I hope Intel does go into flash drives, I am thinking an internal raid like structure between the cells of the SSD could make for some crazy bandwidth.
well we were hearing number like double what is currently out which sounded good. I was very excited that they were able to get there so fast. But since they are not here I have a feeling they will end up being just another ssd maker. Don't get me wrong, the more hte merrier as prices will come down. With Samsung's latest announcement of like 250 read/150 write and coming out this year it seems we did not have to wait on Intel for performance. Also Mtron just announced there pro 7500 series which sounds pretty much like the Samssung specs. I don't see Intel leapfrogging over these new specs.
Prices are still high and drives are still small for SSD drives that are on the market today.
it's going to take at least 6-12 months until new drives comes out and prices come down
Don't get your hope up too much, Intel have entered a number of markets, played around then left when it suited them and this will be no different.
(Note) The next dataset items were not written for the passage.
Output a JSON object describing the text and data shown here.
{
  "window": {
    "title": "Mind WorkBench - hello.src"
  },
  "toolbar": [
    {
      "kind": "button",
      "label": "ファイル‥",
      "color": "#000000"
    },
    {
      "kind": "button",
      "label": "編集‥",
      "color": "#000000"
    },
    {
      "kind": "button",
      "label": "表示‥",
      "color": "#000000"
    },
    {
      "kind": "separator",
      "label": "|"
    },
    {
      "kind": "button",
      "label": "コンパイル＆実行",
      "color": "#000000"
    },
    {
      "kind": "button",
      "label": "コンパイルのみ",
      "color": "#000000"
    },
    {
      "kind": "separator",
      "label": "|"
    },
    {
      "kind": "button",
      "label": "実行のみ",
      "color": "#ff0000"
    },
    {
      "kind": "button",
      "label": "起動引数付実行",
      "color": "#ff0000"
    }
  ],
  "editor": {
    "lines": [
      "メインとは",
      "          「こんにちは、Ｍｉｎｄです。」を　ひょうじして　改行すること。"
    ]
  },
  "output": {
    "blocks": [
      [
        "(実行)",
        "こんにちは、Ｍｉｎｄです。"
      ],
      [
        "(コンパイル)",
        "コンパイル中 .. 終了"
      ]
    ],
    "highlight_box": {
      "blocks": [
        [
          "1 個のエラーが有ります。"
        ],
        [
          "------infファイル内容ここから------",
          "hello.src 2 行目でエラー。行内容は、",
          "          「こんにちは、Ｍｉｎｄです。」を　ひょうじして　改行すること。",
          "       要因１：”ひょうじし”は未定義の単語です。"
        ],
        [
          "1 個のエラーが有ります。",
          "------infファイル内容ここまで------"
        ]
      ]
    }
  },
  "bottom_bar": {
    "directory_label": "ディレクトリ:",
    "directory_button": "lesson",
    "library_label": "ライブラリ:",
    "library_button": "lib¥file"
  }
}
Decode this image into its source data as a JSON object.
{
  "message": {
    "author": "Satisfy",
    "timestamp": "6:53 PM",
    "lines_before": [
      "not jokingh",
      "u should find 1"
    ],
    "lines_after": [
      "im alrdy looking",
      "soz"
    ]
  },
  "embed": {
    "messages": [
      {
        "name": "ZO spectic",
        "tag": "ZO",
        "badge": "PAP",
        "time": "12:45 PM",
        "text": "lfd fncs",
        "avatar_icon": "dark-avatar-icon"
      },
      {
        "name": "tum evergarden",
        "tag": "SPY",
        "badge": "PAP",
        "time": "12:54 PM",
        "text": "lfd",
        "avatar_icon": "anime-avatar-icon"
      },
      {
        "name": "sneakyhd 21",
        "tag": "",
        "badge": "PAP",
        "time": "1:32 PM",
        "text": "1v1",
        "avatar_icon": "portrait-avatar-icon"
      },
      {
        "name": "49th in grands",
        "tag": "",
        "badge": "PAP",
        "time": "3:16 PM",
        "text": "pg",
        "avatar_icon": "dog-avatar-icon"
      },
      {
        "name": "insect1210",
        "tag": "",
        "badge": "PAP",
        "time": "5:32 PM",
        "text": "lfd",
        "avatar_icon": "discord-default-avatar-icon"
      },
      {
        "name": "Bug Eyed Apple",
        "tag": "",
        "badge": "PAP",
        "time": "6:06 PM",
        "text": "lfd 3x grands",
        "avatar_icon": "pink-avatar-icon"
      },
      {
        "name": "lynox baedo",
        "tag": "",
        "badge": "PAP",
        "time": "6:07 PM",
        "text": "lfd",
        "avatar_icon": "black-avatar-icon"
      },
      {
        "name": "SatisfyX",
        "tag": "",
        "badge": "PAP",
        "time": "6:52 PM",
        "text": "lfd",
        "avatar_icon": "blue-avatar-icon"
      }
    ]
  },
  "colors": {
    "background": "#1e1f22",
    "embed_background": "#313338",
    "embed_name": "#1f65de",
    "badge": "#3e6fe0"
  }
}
Network hardware comes more prominently to mind. I remember them making all sorts sales pitch's about their layer 2 swith's etc only to last a few years then pull everything. Same for graphics cards, I can clearly remember their claims with the i740 chipset, that didn't even officially support XP from memory of how long that venture lasted.
Hopefully SSDs will accelerate the pace of development for drive interfaces, or that the SSD manufacturers come up with a completely new standard that is much friendlier to the format. Motherboards have so many standard features that the PCI-Ex slots on most PC's go unused and I would have no problem putting a high-speed controller in my PC to truly take advantage of the capabilities of SSD.
After just recently attending an ICC here in town I can say that Intel made it very clear that they were going to be releasing a SSD product. Unfortunately no specs were released but it seemed very promising.
The only thing preventing someone from taking complete control over your computer at any time is the fact that your HDD needs to be powered and spinning.
Once solid state storage becomes popular, I can 100% guarantee that virii, trojans and other malware will be able to infect your PC, while it is otherwise OFF.
If you don't hear disk access, or see the blinking light, how would you know if your data is being accessed, or if it isn't?
Funny comments. For those who think the numbers are "fast" and that Intel "cant possibly" do better, please observe:
http://www.fusionio.com/PDFs/FusionDataSheet.pdf
And their just a startup, not a multi-billion dollar corporation with almost 40 years in the market.
I think the next 5 years is going to really reshape computing a lot more than the last 10. CPU parallelism, optical interconnects, ray tracing, and finally solid state storage is going to have more effect that people realize. Mix that in with all the advances in the biotech industry, and it's going to be an interesting time to be a carbon based meatsack.
PS: Thats not the only thing stopping people from taking control over your computer. SSDs are no different than conventional disks in this manner, the system is either on or off. You cant start up a system with the processor powered down, no matter what the hard drive is based on. A more realistic threat, is flash memory on the motherboard and processes having access to CPU ring -1, so that even virus software wont know the virus is running your whole system as a VM. It's time to trash your motherboard then, because you could never really know if your own Hypervisor was really at -1 or if something else was just emulating it.